Come one now, if they can clear trailer parks in 30 seconds, isn't this just a progression of logic?
LK
"Hi. This is my friend, Jack Shit, and you don't know him." - Lord Kano
This is basically a high-powered cyclone dryer. Cyclone dryers have been around for decades, but they're not usually run at power levels high enough to get grinding effects.
It's sort of neat to see a story like this, because Dr. Stevenson was one of my advisors at Caltech. He's a great guy with a cool New Zealand accent and a wide assortment of knowledge about almost everything. But I can shed a little light on this, both because I know him and because I have a geology background.
First, for the credulous, he's semi-joking. The physics of the iron sinking into the core is actually plausible, but his tone when talking about "generating a crack in the crust" is tongue-in-cheek. This would require a much larger nuclear detonation, say, than has ever been tested by anybody. The seismic consequences would be... bad. What's more, we aren't anywhere even close to being able to design probes that could survive such an environment and send messages back.

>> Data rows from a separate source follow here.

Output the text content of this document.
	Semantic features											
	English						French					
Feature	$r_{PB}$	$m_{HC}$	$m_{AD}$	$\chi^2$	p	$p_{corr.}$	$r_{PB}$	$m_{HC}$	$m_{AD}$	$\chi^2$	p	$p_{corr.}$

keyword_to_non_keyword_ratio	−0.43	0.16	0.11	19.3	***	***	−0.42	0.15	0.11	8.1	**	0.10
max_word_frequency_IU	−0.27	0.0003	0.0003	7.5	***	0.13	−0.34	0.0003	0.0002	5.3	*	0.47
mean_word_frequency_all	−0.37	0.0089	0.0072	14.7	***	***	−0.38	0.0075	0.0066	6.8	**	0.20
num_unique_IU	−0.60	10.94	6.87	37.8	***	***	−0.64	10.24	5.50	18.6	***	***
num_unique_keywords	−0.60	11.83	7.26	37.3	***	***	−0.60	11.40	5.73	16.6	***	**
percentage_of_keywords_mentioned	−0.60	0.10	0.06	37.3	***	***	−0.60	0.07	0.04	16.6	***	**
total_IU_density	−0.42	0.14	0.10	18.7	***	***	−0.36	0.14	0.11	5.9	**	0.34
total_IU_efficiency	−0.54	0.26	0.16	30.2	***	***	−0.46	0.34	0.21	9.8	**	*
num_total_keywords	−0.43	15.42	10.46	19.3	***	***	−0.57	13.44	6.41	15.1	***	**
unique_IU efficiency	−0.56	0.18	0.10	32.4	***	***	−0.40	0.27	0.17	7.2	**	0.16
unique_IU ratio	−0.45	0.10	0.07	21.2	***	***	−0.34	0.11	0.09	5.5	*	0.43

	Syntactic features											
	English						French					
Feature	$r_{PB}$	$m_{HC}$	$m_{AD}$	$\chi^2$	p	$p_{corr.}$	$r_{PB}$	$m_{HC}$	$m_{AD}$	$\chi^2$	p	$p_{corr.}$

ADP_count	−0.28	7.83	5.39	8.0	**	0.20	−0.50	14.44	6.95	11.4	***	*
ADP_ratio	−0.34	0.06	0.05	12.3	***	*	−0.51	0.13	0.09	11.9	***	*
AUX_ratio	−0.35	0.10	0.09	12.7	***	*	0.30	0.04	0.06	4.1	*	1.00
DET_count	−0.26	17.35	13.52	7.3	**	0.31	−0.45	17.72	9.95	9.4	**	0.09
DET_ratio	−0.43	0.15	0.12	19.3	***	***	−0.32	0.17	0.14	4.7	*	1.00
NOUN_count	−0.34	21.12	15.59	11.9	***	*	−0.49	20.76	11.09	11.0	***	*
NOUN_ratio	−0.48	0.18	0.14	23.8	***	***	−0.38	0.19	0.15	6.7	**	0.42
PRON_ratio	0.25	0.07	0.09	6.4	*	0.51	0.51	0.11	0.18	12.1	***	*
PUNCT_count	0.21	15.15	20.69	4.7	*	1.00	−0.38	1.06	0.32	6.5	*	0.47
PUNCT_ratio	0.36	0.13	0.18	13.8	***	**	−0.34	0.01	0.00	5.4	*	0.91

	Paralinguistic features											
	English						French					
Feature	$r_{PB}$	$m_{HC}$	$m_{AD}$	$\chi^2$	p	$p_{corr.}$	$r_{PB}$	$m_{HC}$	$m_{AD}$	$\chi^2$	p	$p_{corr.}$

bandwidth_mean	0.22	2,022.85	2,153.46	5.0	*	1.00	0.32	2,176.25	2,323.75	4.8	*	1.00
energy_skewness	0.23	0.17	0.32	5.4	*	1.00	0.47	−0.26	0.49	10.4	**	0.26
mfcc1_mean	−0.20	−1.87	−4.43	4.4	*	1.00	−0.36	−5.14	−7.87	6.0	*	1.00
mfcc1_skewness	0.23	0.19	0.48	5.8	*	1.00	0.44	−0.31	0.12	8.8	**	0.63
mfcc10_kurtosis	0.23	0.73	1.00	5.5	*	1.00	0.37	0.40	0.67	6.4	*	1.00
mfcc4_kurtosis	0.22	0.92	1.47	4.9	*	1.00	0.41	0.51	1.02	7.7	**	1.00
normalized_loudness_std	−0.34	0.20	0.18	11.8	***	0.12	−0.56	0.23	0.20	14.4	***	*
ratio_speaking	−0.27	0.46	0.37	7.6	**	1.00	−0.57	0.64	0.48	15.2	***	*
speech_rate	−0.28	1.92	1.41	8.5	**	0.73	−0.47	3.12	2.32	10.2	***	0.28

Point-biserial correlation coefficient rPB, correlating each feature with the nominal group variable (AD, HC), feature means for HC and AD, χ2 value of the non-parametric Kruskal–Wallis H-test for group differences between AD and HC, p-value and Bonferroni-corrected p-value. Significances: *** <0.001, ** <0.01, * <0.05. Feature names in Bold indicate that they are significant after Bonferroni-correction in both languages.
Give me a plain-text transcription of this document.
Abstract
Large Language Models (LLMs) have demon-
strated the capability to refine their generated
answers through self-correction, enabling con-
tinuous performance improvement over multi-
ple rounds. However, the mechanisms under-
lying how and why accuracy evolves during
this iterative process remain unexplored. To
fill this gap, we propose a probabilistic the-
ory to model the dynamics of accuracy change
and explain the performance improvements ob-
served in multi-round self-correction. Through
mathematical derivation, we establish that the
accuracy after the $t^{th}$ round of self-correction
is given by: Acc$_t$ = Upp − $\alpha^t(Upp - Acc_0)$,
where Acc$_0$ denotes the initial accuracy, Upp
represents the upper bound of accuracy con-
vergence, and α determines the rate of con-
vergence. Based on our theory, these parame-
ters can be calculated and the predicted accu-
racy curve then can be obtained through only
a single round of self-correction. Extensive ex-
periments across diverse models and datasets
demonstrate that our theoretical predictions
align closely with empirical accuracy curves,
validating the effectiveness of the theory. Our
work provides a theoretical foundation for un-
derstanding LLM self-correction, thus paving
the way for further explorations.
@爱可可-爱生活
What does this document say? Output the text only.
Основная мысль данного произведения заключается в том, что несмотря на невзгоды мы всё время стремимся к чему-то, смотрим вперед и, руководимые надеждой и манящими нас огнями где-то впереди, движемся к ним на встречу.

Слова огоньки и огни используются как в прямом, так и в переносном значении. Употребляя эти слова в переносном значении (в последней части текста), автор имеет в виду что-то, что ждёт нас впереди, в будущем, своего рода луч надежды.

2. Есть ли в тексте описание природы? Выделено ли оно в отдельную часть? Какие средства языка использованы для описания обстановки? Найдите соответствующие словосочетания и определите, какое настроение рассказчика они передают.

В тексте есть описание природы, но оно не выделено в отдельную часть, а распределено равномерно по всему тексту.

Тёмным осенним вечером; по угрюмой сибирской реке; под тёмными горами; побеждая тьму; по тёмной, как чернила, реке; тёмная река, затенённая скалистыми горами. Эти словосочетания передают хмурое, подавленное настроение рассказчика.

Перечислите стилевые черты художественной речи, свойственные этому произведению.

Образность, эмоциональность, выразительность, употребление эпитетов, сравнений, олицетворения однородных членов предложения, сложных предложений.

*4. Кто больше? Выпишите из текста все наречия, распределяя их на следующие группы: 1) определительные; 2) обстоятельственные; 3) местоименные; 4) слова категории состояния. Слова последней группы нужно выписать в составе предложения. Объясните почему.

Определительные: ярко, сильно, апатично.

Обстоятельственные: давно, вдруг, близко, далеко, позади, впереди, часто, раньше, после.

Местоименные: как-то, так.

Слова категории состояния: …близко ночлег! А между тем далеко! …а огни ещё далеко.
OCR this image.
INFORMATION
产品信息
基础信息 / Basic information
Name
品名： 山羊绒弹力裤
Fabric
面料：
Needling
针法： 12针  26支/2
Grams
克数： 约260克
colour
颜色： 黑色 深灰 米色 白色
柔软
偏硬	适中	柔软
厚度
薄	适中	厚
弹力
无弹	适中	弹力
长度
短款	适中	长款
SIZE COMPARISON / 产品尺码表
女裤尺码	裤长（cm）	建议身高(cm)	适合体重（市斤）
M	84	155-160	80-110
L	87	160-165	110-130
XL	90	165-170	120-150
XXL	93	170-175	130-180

To dispel a common misconception, the interior of the earth is NOT molten. Omitting some interesting boundary layers, the Earth is composed of the following chunks from the inside out: the inner core (solid iron alloy), the outer core (molten iron alloy), the mantle (solid rock), and the crust (we live on it). If you're curious as to how we know, it's because liquids and solids have dramatically different properties as far as transmitting seismic waves. I just found a decent site at JPL here that illustrates the earth's structure nicely, although it appears to have been written for grade schoolers.
The idea that the mantle is liquid is one of the most widely held misconceptions about major geological concepts. It exhibits ductile deformation, so it flows something like a liquid, with a speed of centimeters or meters per year. Magma, however, results when rock is pushed up into the crust from the mantle - the decrease in pressure lowers the melting temperature. It can also be generated when water seeps into hot rocks - wet rock has a lower melting temperature. It is NOT evidence that the mantle itself is liquid.
So why would this work? A large body of iron would be much denser than mantle rock, and at a hundred million kilograms, the net downward force would be considerable enough to force mantle rock out of the way. I'm too lazy to figure out the physics for this post, but I would imagine this is the content of the Nature article. The interesting question would be, "would ductile deformation occur quickly enough to get the iron down in a reasonable amount of time?" The answer, apparently, is 'yes'.